JNIEXPORT void JNICALL Java_com_jayce_eopengljni_OpenGLJniLib_init(JNIEnv * env, jobject object, jint width, jint height)
{
    LOGI("init");
    glViewport(0, 0, width, height);
    const GLfloat ratio = (GLfloat) width / height;
    const GLfloat left = -ratio;
    const GLfloat right = ratio;
    const GLfloat bottom = -1.0f;
    const GLfloat top = 1.0f;
    const GLfloat near = 1.0f;
    const GLfloat far = 10.0f;

    Matrix::frustumM(gProjectionMatrix, 0, left, right, bottom, top, near, far);
}

JNIEXPORT void JNICALL Java_com_jayce_eopengljni_OpenGLJniLib_step(JNIEnv * env, jobject object)
{
    LOGI("step");
    renderFrame();
}

这里面实现了三个native方法，还有一些辅助的函数。

这里用到的Matrix类是我根据android源码里的Matrix类进行改写。

内容和Matrix.java大同小异，只是语法上的差异，功能和Matrix.java完全一样。

还有一点，Matrix类我里面有些有关数组越界的问题我没有做严格的检测，如果要运用在实际项目里应该加上的。
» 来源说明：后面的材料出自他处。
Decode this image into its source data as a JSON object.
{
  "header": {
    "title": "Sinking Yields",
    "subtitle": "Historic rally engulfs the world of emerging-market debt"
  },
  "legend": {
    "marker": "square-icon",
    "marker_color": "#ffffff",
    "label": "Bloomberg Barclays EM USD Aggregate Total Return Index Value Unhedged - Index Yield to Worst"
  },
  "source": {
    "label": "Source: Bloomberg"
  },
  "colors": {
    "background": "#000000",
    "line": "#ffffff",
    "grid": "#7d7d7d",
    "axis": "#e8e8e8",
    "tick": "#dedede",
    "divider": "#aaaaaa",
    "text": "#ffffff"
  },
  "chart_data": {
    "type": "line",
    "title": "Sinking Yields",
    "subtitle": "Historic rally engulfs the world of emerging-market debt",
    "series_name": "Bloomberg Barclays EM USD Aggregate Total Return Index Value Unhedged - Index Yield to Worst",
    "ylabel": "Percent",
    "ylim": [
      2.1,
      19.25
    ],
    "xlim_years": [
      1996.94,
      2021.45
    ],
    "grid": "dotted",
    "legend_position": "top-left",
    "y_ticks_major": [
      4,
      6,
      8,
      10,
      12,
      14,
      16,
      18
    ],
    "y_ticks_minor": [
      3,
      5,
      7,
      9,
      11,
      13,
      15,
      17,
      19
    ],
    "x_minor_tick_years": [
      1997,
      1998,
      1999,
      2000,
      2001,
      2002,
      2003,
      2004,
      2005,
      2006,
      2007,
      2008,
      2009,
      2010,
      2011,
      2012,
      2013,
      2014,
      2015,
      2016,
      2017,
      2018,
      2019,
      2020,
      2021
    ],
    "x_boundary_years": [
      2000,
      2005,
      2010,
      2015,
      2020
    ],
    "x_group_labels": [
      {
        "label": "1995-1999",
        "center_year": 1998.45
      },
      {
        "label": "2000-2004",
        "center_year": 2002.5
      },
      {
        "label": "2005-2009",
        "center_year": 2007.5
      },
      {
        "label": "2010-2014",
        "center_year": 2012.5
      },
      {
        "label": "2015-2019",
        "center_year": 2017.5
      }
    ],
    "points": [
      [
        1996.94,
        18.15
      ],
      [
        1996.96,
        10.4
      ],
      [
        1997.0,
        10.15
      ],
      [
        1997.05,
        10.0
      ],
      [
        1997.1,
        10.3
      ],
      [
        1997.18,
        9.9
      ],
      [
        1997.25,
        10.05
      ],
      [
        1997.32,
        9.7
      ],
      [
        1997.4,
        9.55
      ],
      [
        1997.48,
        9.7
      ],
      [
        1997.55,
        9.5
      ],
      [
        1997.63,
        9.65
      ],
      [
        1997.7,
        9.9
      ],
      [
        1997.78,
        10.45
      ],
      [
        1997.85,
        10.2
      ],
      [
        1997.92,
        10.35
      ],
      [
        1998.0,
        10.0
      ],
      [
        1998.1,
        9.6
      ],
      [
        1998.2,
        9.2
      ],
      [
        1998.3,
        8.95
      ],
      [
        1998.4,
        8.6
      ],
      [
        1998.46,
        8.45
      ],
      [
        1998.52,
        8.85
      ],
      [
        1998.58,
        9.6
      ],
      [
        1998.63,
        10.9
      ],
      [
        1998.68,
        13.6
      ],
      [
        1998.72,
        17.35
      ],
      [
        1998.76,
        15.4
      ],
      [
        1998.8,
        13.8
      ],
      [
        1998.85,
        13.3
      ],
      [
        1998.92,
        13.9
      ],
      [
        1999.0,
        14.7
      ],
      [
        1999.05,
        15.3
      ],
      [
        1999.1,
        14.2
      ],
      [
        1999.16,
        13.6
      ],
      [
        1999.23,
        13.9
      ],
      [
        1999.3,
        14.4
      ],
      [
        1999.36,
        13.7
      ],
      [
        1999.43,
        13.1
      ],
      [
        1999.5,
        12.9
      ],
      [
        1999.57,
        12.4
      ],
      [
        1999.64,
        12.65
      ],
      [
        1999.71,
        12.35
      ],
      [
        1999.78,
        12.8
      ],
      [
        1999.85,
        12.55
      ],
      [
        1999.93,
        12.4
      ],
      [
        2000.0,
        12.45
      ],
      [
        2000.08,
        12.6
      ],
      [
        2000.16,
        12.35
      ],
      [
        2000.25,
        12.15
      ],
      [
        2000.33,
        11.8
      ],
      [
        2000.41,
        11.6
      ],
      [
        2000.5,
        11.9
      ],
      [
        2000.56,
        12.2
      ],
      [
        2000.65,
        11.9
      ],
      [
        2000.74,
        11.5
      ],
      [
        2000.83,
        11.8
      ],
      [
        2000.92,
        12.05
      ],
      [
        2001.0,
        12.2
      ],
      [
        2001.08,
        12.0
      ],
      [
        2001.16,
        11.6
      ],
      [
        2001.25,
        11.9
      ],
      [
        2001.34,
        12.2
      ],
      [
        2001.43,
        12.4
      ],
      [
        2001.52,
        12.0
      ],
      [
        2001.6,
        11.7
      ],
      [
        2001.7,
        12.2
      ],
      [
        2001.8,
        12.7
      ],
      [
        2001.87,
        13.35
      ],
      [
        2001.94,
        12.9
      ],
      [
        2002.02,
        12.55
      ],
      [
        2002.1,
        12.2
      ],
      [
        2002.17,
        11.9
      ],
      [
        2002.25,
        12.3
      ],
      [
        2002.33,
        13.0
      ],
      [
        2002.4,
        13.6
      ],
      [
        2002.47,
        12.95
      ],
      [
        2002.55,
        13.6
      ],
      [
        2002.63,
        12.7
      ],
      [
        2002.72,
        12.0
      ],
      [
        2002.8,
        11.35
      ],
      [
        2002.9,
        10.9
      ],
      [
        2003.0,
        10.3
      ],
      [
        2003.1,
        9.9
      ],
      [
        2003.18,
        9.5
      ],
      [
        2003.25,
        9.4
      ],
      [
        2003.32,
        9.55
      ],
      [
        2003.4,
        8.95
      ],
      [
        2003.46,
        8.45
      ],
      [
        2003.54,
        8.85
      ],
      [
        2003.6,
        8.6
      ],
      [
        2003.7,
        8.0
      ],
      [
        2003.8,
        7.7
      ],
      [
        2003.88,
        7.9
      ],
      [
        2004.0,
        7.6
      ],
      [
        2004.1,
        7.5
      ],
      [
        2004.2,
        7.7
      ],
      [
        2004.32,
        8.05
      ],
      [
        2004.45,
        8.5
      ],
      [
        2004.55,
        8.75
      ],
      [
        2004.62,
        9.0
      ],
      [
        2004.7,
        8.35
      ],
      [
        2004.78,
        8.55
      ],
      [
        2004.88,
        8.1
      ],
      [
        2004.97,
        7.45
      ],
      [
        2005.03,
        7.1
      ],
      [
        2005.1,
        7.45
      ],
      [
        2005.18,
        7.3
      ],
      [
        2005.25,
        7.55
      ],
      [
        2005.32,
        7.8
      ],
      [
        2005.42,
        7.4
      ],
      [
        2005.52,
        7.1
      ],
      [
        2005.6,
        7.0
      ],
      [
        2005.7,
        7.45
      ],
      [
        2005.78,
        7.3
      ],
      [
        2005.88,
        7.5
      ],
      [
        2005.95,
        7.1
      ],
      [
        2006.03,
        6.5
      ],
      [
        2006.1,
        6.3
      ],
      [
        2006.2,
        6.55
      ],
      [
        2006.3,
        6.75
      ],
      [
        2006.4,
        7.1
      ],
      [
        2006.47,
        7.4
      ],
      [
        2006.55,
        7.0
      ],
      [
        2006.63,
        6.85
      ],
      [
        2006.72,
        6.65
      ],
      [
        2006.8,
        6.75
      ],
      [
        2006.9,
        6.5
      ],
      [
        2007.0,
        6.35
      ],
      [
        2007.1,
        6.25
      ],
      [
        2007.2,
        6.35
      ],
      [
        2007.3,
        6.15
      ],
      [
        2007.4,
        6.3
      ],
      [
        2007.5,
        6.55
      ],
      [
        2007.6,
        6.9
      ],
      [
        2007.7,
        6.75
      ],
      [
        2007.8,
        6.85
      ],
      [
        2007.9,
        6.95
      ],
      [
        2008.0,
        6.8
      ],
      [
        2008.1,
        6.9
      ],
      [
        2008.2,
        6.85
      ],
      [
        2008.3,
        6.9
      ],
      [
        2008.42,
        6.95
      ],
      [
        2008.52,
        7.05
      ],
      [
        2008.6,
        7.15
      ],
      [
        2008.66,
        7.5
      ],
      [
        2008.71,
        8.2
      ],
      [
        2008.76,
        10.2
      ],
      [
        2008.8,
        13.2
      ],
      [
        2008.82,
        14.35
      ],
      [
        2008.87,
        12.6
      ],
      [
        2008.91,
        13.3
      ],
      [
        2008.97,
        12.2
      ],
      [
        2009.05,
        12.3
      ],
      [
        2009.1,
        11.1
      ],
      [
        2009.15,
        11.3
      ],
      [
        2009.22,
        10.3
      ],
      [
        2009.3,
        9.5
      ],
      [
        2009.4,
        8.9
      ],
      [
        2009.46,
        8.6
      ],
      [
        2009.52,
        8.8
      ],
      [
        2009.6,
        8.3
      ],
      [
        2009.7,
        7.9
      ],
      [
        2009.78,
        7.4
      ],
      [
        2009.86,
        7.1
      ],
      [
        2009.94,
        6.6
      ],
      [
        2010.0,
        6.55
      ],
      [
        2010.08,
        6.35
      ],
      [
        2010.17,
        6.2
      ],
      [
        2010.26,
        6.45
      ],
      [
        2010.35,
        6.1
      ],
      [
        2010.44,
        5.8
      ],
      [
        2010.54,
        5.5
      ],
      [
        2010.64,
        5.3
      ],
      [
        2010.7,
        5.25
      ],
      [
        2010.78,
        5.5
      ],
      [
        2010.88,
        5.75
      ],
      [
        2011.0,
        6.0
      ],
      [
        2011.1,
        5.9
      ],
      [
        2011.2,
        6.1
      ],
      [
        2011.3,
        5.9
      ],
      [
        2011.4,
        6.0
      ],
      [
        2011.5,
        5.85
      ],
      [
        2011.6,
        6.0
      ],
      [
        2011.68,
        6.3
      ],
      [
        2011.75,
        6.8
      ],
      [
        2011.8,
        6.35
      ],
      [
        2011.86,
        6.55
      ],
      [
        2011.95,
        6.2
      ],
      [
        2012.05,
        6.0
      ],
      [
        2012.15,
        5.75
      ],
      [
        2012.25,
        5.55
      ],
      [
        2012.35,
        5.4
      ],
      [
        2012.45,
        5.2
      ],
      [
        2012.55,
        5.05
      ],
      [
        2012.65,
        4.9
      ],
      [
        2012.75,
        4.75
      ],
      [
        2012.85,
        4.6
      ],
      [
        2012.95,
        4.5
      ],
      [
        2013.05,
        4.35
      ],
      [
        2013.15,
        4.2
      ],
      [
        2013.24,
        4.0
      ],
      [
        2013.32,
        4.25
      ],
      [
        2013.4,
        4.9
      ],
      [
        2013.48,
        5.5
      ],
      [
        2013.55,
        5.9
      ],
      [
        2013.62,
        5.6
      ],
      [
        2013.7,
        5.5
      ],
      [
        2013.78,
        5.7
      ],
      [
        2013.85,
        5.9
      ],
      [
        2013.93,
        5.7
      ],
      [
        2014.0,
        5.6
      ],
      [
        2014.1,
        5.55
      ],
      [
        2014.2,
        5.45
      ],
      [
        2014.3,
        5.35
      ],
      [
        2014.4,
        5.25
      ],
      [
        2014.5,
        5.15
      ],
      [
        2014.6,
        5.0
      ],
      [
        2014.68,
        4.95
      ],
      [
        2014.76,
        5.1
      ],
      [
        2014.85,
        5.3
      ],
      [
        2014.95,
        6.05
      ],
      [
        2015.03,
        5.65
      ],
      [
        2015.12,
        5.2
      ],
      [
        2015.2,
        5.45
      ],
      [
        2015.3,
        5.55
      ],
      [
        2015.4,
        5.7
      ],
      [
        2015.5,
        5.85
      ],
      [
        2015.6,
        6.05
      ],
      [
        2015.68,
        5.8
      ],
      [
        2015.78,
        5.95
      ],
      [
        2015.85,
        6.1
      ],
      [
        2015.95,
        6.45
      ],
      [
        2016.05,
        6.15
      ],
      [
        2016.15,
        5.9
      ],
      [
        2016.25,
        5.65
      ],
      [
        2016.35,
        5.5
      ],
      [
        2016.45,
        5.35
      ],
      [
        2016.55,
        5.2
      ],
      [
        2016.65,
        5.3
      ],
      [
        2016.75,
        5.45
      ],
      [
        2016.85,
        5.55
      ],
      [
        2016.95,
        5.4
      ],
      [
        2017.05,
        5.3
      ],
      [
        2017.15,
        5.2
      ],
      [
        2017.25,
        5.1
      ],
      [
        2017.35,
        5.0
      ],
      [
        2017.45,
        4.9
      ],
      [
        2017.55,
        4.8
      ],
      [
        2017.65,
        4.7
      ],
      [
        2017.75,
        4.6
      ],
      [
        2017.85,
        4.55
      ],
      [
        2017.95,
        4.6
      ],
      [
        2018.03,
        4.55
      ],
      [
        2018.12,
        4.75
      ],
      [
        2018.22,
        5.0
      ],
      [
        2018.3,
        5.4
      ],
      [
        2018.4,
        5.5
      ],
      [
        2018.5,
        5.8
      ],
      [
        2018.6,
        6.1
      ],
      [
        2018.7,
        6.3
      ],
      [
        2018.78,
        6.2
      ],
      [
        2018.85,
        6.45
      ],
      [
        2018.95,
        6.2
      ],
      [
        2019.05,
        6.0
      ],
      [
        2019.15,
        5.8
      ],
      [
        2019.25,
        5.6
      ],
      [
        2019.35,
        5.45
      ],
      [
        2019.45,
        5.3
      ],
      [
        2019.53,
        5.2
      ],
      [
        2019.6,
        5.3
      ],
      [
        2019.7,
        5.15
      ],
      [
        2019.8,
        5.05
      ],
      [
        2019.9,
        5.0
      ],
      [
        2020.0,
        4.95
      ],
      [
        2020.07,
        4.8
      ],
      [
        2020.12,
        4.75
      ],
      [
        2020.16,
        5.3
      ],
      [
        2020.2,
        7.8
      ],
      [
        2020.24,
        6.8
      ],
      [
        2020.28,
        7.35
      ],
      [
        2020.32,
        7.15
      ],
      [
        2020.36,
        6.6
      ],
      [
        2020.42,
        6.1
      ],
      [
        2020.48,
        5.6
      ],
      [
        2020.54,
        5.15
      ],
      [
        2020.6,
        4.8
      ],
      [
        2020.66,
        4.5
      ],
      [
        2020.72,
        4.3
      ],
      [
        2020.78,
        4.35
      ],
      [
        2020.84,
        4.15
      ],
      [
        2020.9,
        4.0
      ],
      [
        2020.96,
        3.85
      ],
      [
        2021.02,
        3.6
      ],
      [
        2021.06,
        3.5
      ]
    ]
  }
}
好了，下面就是Make文件了，很简单，参考NDK里的例子应该很容易写出来。

Android.mk:

# Copyright (C) 2009 The Android Open Source Project
#
# Licensed under the Apache License, Version 2.0 (the "License");
# you may not use this file except in compliance with the License.
# You may obtain a copy of the License at
#
#      http://www.apache.org/licenses/LICENSE-2.0
#
# Unless required by applicable law or agreed to in writing, software
# distributed under the License is distributed on an "AS IS" BASIS,
# WITHOUT WARRANTIES OR CONDITIONS OF ANY KIND, either express or implied.
# See the License for the specific language governing permissions and
# limitations under the License.
#
LOCAL_PATH:= $(call my-dir)

include $(CLEAR_VARS)

LOCAL_MODULE    := gljni
LOCAL_CFLAGS    := -Werror
LOCAL_SRC_FILES := opengljni.cpp common/Matrix.cpp
LOCAL_LDLIBS    := -llog -lGLESv2

include $(BUILD_SHARED_LIBRARY)

如果NDK环境已安好，ndk-build命令就能正确编译出库了。

当然，也可以用eclipse的NDK，cdt辅助，看个人喜好。

最后，效果图，是一个旋转的立方体，跟纯JAVA版的是完全一样的。